Treasuring Time

This week, after a lunch meeting at Whistlestop Café, I had some time before I had some duties at church.  As I took the time to leisurely stroll downtown Columbus, I thought about how I would have once described this activity as “killing time” or “wasting time,” phrases I intend never to use again.  I treasured that bit of time, with no expectation except to enjoy it.

As I age, I appreciate time in a way I never did before.  This is both asset and liability as I currently experience it.  I am more likely to allow myself to simply sit reading or thinking about nothing in particular or watching the photos scroll through my Skylight.  Yet I can veer to a sense of “time urgency” in which I make myself anxious about how much I want to accomplish and how my allotted years are much nearer the end than the beginning. 
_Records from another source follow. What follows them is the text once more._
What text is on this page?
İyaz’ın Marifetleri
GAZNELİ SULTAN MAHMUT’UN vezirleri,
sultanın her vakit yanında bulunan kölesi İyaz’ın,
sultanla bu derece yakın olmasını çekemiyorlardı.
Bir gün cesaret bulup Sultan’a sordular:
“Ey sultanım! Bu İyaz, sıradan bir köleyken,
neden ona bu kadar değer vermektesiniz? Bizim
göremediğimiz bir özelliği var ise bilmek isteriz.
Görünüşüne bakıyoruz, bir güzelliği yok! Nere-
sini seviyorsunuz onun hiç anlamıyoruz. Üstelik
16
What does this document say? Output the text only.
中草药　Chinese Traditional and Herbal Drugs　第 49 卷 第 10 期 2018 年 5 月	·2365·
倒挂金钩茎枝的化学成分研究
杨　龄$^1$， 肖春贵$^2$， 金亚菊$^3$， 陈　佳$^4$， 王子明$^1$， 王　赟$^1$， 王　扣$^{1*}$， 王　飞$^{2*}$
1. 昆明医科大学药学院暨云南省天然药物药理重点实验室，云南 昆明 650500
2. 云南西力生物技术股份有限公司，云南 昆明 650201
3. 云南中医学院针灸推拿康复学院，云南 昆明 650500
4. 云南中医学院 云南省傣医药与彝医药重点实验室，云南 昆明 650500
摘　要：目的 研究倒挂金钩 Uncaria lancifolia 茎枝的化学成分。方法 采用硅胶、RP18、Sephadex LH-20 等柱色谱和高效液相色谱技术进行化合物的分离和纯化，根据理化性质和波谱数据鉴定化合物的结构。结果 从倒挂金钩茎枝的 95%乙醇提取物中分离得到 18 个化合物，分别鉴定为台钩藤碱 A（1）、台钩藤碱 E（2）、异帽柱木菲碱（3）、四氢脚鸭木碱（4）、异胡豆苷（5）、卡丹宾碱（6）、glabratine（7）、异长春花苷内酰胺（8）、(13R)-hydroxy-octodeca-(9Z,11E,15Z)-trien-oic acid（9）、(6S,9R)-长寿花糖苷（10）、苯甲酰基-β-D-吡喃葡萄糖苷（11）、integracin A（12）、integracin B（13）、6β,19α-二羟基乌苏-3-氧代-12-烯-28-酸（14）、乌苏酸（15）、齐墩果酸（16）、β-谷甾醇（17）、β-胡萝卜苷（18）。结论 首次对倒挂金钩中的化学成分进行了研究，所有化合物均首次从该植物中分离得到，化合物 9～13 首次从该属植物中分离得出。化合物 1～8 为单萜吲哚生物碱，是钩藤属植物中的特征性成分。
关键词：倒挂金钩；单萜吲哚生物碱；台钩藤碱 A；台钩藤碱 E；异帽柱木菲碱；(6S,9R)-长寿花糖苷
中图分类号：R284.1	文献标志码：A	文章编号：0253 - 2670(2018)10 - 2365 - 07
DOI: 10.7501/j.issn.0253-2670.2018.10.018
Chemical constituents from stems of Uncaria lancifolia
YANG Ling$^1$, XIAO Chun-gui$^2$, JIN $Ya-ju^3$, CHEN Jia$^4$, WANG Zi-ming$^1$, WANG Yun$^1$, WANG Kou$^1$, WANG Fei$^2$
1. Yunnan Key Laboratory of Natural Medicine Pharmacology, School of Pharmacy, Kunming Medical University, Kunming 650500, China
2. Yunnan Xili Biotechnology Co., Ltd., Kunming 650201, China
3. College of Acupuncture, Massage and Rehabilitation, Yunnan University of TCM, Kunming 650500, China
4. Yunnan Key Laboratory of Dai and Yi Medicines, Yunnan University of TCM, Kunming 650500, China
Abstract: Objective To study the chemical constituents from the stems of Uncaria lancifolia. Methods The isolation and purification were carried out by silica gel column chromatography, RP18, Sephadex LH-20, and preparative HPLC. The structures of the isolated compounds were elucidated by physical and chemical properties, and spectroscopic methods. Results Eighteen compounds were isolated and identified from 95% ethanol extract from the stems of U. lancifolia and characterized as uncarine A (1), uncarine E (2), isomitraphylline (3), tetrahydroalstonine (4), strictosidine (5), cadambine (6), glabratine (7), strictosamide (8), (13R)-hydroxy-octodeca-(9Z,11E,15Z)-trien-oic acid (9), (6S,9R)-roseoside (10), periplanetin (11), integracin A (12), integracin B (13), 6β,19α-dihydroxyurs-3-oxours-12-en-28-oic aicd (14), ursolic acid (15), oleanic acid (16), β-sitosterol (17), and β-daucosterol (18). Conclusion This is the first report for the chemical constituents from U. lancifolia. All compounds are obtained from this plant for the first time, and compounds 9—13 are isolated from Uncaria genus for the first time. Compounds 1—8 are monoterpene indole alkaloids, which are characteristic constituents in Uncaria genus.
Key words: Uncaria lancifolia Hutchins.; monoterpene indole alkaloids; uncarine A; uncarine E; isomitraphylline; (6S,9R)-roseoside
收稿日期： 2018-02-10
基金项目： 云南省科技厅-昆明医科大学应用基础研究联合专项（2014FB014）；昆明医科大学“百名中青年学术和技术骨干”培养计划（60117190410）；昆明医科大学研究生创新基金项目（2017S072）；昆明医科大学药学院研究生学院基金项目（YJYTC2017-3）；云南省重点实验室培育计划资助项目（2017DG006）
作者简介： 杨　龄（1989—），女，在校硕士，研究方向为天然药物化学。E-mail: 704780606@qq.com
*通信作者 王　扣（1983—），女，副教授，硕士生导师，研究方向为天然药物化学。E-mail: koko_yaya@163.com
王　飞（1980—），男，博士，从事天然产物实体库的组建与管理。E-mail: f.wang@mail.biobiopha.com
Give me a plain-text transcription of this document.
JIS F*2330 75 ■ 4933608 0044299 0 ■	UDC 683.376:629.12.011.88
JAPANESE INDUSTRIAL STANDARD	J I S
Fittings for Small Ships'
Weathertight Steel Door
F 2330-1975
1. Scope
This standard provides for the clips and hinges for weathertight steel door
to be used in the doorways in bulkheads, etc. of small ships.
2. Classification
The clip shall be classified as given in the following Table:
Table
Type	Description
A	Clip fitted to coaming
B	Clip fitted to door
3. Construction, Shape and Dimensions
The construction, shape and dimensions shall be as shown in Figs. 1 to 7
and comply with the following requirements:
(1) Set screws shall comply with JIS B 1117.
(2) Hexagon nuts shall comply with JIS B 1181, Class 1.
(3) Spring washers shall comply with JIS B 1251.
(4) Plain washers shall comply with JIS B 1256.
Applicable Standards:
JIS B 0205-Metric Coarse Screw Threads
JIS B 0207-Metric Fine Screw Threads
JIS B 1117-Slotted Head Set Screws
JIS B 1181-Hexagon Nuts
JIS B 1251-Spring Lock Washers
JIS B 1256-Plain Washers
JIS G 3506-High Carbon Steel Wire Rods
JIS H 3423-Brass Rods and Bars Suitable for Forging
In a Psychology Today article* I came across, the author notes that this sense of urgency about time is a uniquely modern concern.  Until the installing of medieval clocktowers, people never really knew what time it was. There was a lot of variation in how each community designated time, which eventually created problems when railways came into being and a predictable schedule became important. Thus, the British began the use of Greenwich Mean time in 1847, referred to as “railway time.” Later, the United States adopted a similar plan. With the advent of industrialization, factories needed folks to get to work on time and to work productively during the hours of their shift.  Over time, one constraint has piled on another, setting the stage for “time urgency.”

Perhaps the challenge for me, maybe for others, too, is to focus on the gift of time I am allowed.  By that approach, I am not driven; but I value each moment, treasuring it in such a way that whether working to achieve a goal, or simply enjoying the pleasure of a quiet moment, I am immersed in the awareness of the present. 

May we be bearers of hope, the “wait staff” of Hope’s Café for each other and all those we encounter.  Shalom, Kate

Hope’s Café Bonus:  “Yesterday is history. Tomorrow is a mystery. But today is a gift. That’s why it’s called the present.”—quote has been attributed to multiple people. 

*Refer to: Psychology Today article February 17,2021, “Time Urgency and the Pace of Life.”